Law
N.D. judge rules gas tax on Indians illegal


As many as 7,000 tribal members who purchase fuel on reservations in North Dakota may be entitled to refunds for being forced to pay the state's gasoline tax.

The courts still have to sort out how much money may be owed to Indian consumers for the illegal tax. But Vance Gillette, the attorney handling the case, is urging tribal members to "save their receipts" in anticipation of a refund.

"We still have to go to court and brief the refund issue," said Gillette, a member of the Mandan, Hidatsa and Arikara Nation of North Dakota.

Gillette is representing four tribal members who contested the tax. They argued that federal law and 19th-century treaties signed by the Three Affiliated Tribes and the Turtle Mountain Chippewa Tribe shielded them from the state.

On January 13, a state judge agreed. Northwest District Judge Gary A. Holum issued an injunction permanently barring the state from collecting the tax.

"Because Congress has not instructed otherwise," the judge wrote in a 21-page opinion, "the court finds that North Dakota's motor fuels tax, as applied to Native American reservation residents who purchase fuel on reservation land, is illegal."

Based on statistics from the U.S. Census Bureau and the Bureau of Indian Affairs, Gillette says there are 18,000 American Indians and Alaska Natives who live on reservations in the state. Of those, he estimates that anywhere from 5,000 to 7,000 are actual fuel buyers.

At 21 cents per gallon, Gillette believes these buyers pay about $2 million in taxes every year. He says the real figure may be higher because Indians in rural areas purchase more fuel.

Lawyers for the state are contesting Holum's decision, and they filed a motion to reconsider, which is pending before the court. The lawyers also dispute Gillette's estimates of the refunds that may be owed.

But in other states, the courts have ruled in favor of tribal members in similar cases. Earlier this month, the South Dakota Supreme Court affirmed that Indian consumers have a right to refunds. The state and federal courts in Idaho barred the state from imposing a gasoline taxes on reservations as well.

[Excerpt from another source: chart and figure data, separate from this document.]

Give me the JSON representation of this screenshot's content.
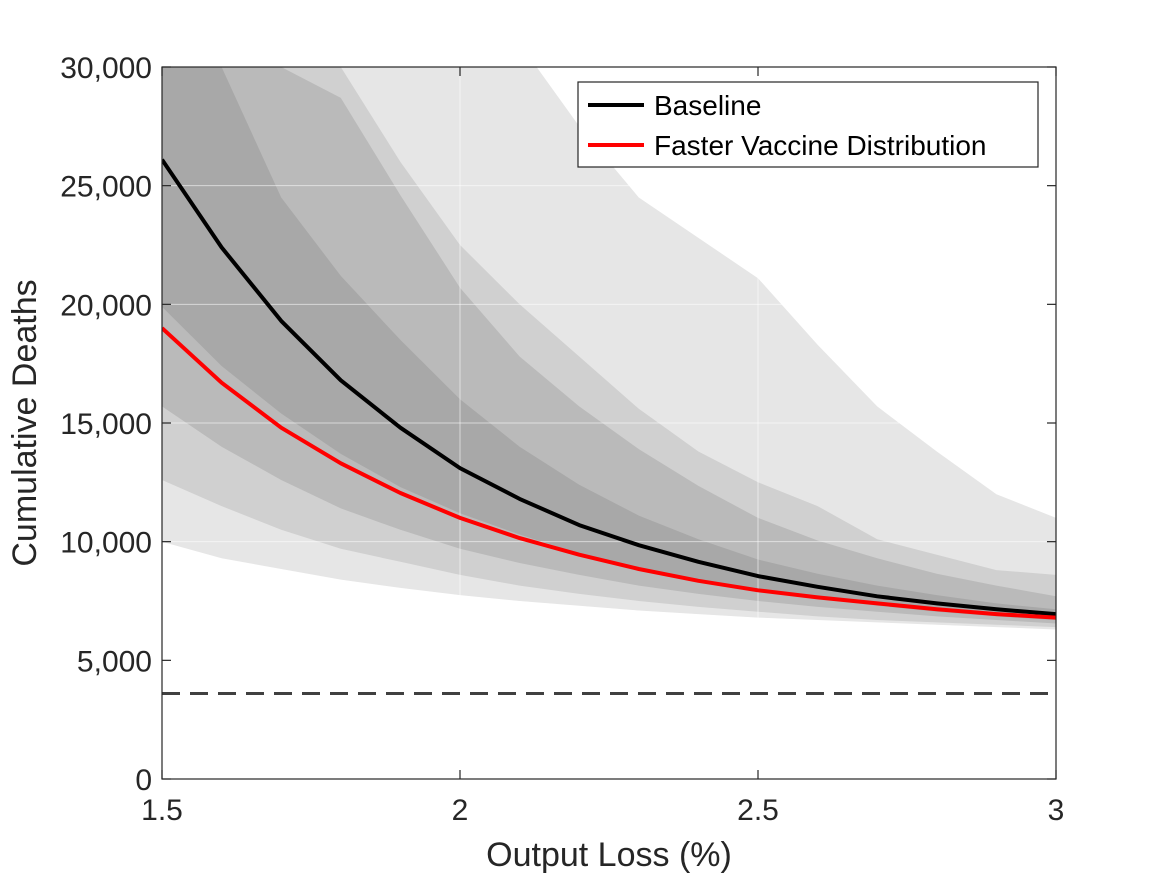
{
  "chart_data": {
    "type": "area",
    "title": "",
    "xlabel": "Output Loss (%)",
    "ylabel": "Cumulative Deaths",
    "xlim": [
      1.5,
      3
    ],
    "ylim": [
      0,
      30000
    ],
    "xticks": [
      1.5,
      2,
      2.5,
      3
    ],
    "xtick_labels": [
      "1.5",
      "2",
      "2.5",
      "3"
    ],
    "yticks": [
      0,
      5000,
      10000,
      15000,
      20000,
      25000,
      30000
    ],
    "ytick_labels": [
      "0",
      "5,000",
      "10,000",
      "15,000",
      "20,000",
      "25,000",
      "30,000"
    ],
    "grid": true,
    "legend_position": "top-right",
    "x": [
      1.5,
      1.6,
      1.7,
      1.8,
      1.9,
      2.0,
      2.1,
      2.2,
      2.3,
      2.4,
      2.5,
      2.6,
      2.7,
      2.8,
      2.9,
      3.0
    ],
    "series": [
      {
        "name": "Baseline",
        "color": "#000000",
        "values": [
          26100,
          22400,
          19300,
          16800,
          14800,
          13100,
          11800,
          10700,
          9850,
          9150,
          8550,
          8100,
          7700,
          7400,
          7150,
          6950
        ]
      },
      {
        "name": "Faster Vaccine Distribution",
        "color": "#ff0000",
        "values": [
          19000,
          16700,
          14800,
          13300,
          12050,
          11000,
          10150,
          9450,
          8850,
          8350,
          7950,
          7650,
          7400,
          7150,
          6950,
          6800
        ]
      }
    ],
    "bands": [
      {
        "color": "#e6e6e6",
        "lower": [
          10000,
          9300,
          8850,
          8400,
          8050,
          7750,
          7500,
          7300,
          7100,
          6950,
          6800,
          6700,
          6600,
          6500,
          6400,
          6300
        ],
        "upper": [
          60000,
          56000,
          50000,
          45000,
          40000,
          35000,
          31000,
          27500,
          24500,
          22800,
          21100,
          18300,
          15700,
          13800,
          12000,
          11000
        ]
      },
      {
        "color": "#d0d0d0",
        "lower": [
          12600,
          11500,
          10500,
          9700,
          9150,
          8600,
          8150,
          7800,
          7500,
          7250,
          7050,
          6850,
          6700,
          6600,
          6500,
          6400
        ],
        "upper": [
          45000,
          40000,
          35000,
          30000,
          26000,
          22500,
          20000,
          17800,
          15600,
          13800,
          12500,
          11500,
          10100,
          9450,
          8800,
          8600
        ]
      },
      {
        "color": "#bababa",
        "lower": [
          15700,
          14000,
          12600,
          11400,
          10500,
          9700,
          9100,
          8600,
          8150,
          7800,
          7500,
          7250,
          7050,
          6850,
          6700,
          6550
        ],
        "upper": [
          37000,
          33000,
          30000,
          28700,
          24600,
          20700,
          17800,
          15700,
          13900,
          12350,
          11000,
          10050,
          9300,
          8650,
          8150,
          7700
        ]
      },
      {
        "color": "#a8a8a8",
        "lower": [
          19900,
          17400,
          15400,
          13700,
          12300,
          11200,
          10300,
          9500,
          8900,
          8400,
          7950,
          7600,
          7300,
          7050,
          6850,
          6700
        ],
        "upper": [
          33000,
          30000,
          24500,
          21200,
          18500,
          16000,
          14000,
          12400,
          11100,
          10100,
          9250,
          8650,
          8150,
          7750,
          7400,
          7150
        ]
      }
    ],
    "reference_line": {
      "y": 3600,
      "style": "dashed",
      "color": "#404040"
    }
  }
}
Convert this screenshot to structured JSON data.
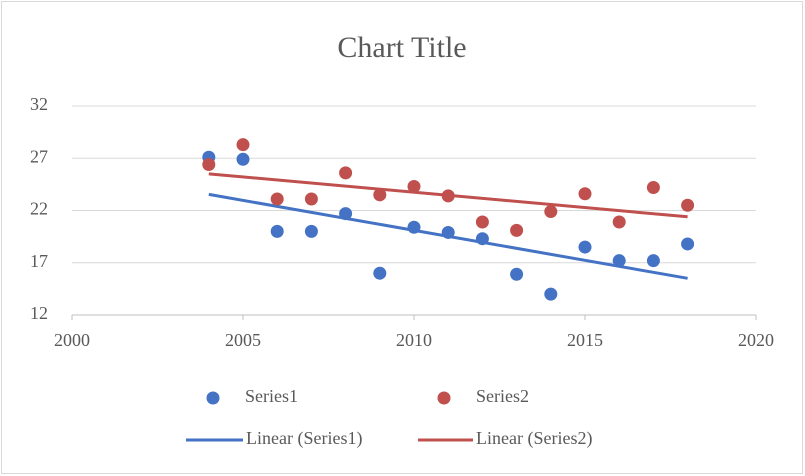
{
  "chart_data": {
    "type": "scatter",
    "title": "Chart Title",
    "x": [
      2004,
      2005,
      2006,
      2007,
      2008,
      2009,
      2010,
      2011,
      2012,
      2013,
      2014,
      2015,
      2016,
      2017,
      2018
    ],
    "series": [
      {
        "name": "Series1",
        "color": "#4472c4",
        "trendline": "Linear (Series1)",
        "values": [
          27.1,
          26.9,
          20.0,
          20.0,
          21.7,
          16.0,
          20.4,
          19.9,
          19.3,
          15.9,
          14.0,
          18.5,
          17.2,
          17.2,
          18.8
        ]
      },
      {
        "name": "Series2",
        "color": "#c0504d",
        "trendline": "Linear (Series2)",
        "values": [
          26.4,
          28.3,
          23.1,
          23.1,
          25.6,
          23.5,
          24.3,
          23.4,
          20.9,
          20.1,
          21.9,
          23.6,
          20.9,
          24.2,
          22.5
        ]
      }
    ],
    "xlim": [
      2000,
      2020
    ],
    "xticks": [
      2000,
      2005,
      2010,
      2015,
      2020
    ],
    "ylim": [
      12,
      32
    ],
    "yticks": [
      12,
      17,
      22,
      27,
      32
    ],
    "grid": true,
    "legend": "bottom"
  }
}
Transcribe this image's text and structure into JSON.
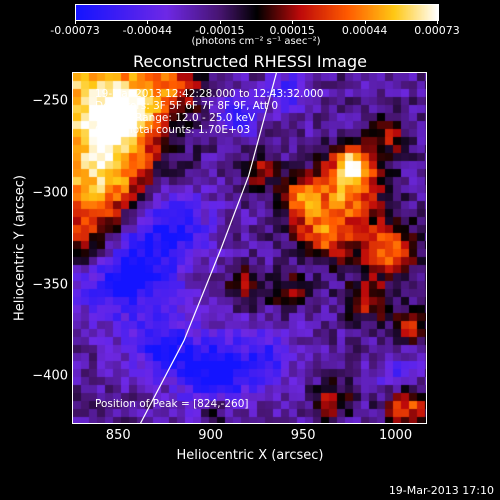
{
  "colorbar": {
    "ticks": [
      "-0.00073",
      "-0.00044",
      "-0.00015",
      "0.00015",
      "0.00044",
      "0.00073"
    ],
    "units": "(photons cm⁻² s⁻¹ asec⁻²)"
  },
  "info_lines": [
    "19-Mar-2013 12:42:28.000 to 12:43:32.000",
    "Detectors: 3F 5F 6F 7F 8F 9F, Att 0",
    "Energy Range: 12.0 - 25.0 keV",
    "Clean    Total counts: 1.70E+03"
  ],
  "peak_text": "Position of Peak = [824,-260]",
  "timestamp": "19-Mar-2013 17:10",
  "chart_data": {
    "type": "heatmap",
    "title": "Reconstructed RHESSI Image",
    "xlabel": "Heliocentric X (arcsec)",
    "ylabel": "Heliocentric Y (arcsec)",
    "xlim": [
      825,
      1017
    ],
    "ylim": [
      -426,
      -234
    ],
    "xticks": [
      850,
      900,
      950,
      1000
    ],
    "yticks": [
      -250,
      -300,
      -350,
      -400
    ],
    "color_range": [
      -0.00073,
      0.00073
    ],
    "colormap": "blue-purple-black-red-orange-yellow-white",
    "limb_curve": [
      [
        861,
        -426
      ],
      [
        885,
        -380
      ],
      [
        905,
        -330
      ],
      [
        920,
        -290
      ],
      [
        935,
        -234
      ]
    ],
    "grid": false,
    "legend": "none"
  }
}
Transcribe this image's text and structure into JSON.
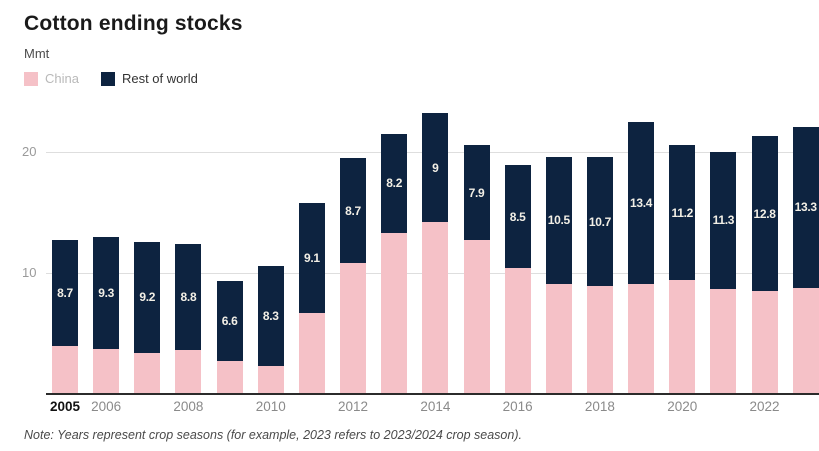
{
  "header": {
    "title": "Cotton ending stocks",
    "unit": "Mmt"
  },
  "legend": {
    "items": [
      {
        "label": "China",
        "swatch_color": "#f5c1c7",
        "text_color": "#b9b9b9"
      },
      {
        "label": "Rest of world",
        "swatch_color": "#0d2340",
        "text_color": "#333333"
      }
    ]
  },
  "note": "Note: Years represent crop seasons (for example, 2023 refers to 2023/2024 crop season).",
  "chart_data": {
    "type": "bar",
    "stacked": true,
    "title": "Cotton ending stocks",
    "ylabel": "Mmt",
    "xlabel": "",
    "grid": "horizontal",
    "legend_position": "top-left",
    "ylim": [
      0,
      23.5
    ],
    "yticks": [
      10,
      20
    ],
    "categories": [
      2005,
      2006,
      2007,
      2008,
      2009,
      2010,
      2011,
      2012,
      2013,
      2014,
      2015,
      2016,
      2017,
      2018,
      2019,
      2020,
      2021,
      2022,
      2023
    ],
    "series": [
      {
        "name": "China",
        "color": "#f5c1c7",
        "values": [
          4.0,
          3.7,
          3.4,
          3.6,
          2.7,
          2.3,
          6.7,
          10.8,
          13.3,
          14.2,
          12.7,
          10.4,
          9.1,
          8.9,
          9.1,
          9.4,
          8.7,
          8.5,
          8.8
        ]
      },
      {
        "name": "Rest of world",
        "color": "#0d2340",
        "values": [
          8.7,
          9.3,
          9.2,
          8.8,
          6.6,
          8.3,
          9.1,
          8.7,
          8.2,
          9.0,
          7.9,
          8.5,
          10.5,
          10.7,
          13.4,
          11.2,
          11.3,
          12.8,
          13.3
        ],
        "data_labels": [
          "8.7",
          "9.3",
          "9.2",
          "8.8",
          "6.6",
          "8.3",
          "9.1",
          "8.7",
          "8.2",
          "9",
          "7.9",
          "8.5",
          "10.5",
          "10.7",
          "13.4",
          "11.2",
          "11.3",
          "12.8",
          "13.3"
        ],
        "data_label_color": "#f2efe6"
      }
    ],
    "x_tick_labels": [
      {
        "text": "2005",
        "bar_index": 0,
        "bold": true
      },
      {
        "text": "2006",
        "bar_index": 1,
        "bold": false
      },
      {
        "text": "2008",
        "bar_index": 3,
        "bold": false
      },
      {
        "text": "2010",
        "bar_index": 5,
        "bold": false
      },
      {
        "text": "2012",
        "bar_index": 7,
        "bold": false
      },
      {
        "text": "2014",
        "bar_index": 9,
        "bold": false
      },
      {
        "text": "2016",
        "bar_index": 11,
        "bold": false
      },
      {
        "text": "2018",
        "bar_index": 13,
        "bold": false
      },
      {
        "text": "2020",
        "bar_index": 15,
        "bold": false
      },
      {
        "text": "2022",
        "bar_index": 17,
        "bold": false
      }
    ]
  }
}
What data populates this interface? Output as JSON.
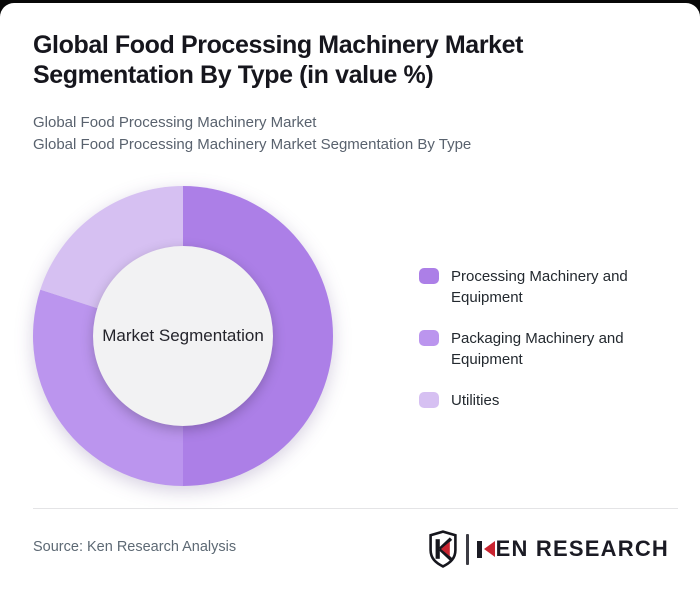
{
  "header": {
    "title_lines": [
      "Global Food Processing Machinery Market",
      "Segmentation By Type (in value %)"
    ],
    "subtitle_lines": [
      "Global Food Processing Machinery Market",
      "Global Food Processing Machinery Market Segmentation By Type"
    ]
  },
  "chart_data": {
    "type": "pie",
    "subtype": "donut",
    "title": "Global Food Processing Machinery Market Segmentation By Type (in value %)",
    "center_label": "Market Segmentation",
    "labels": [
      "Processing Machinery and Equipment",
      "Packaging Machinery and Equipment",
      "Utilities"
    ],
    "values": [
      50,
      30,
      20
    ],
    "unit": "value %",
    "colors": [
      "#ac7fe7",
      "#bb95ee",
      "#d6c0f2"
    ],
    "inner_circle_color": "#f2f2f3",
    "start_angle_deg": 0,
    "direction": "clockwise",
    "legend_position": "right"
  },
  "footer": {
    "source": "Source: Ken Research Analysis",
    "brand": "KEN RESEARCH",
    "brand_rest": "EN RESEARCH",
    "brand_red": "#c92430",
    "brand_dark": "#1b1b24"
  }
}
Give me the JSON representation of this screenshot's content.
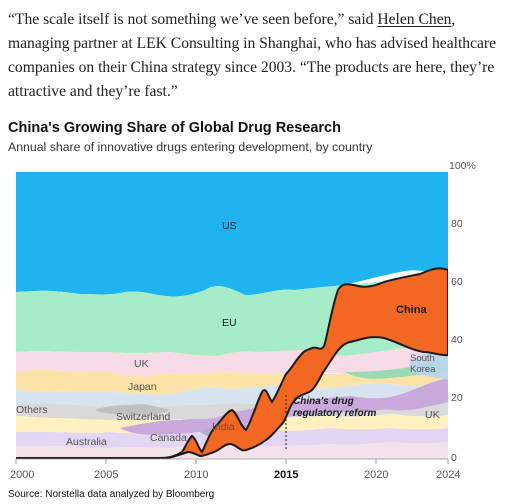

In the North Dakota case, members of the Three Affiliated Tribes (Mandan, Hidatsa, Arikara), the Turtle Mountain Chippewa and the Spirit Lake Tribe are affected. Tribal members who buy fuel at the Sisseton-Wahpeton Tribe's casino on the North Dakota portion of its reservation are also impacted.

Gillette said members of the Standing Rock Sioux Tribe who buy fuel on the North Dakota portion of its reservation won't be included because the tribe has a tax agreement with North Dakota.

The plaintiffs who sued the state are Joan Mann and Ken Danks, Three Affiliated members who own business on the reservation, and Tracy Wilkie and Christa Monette, Turtle Mountain Chippewa tribal members. Holum dismissed all but Danks from the suit on procedural grounds.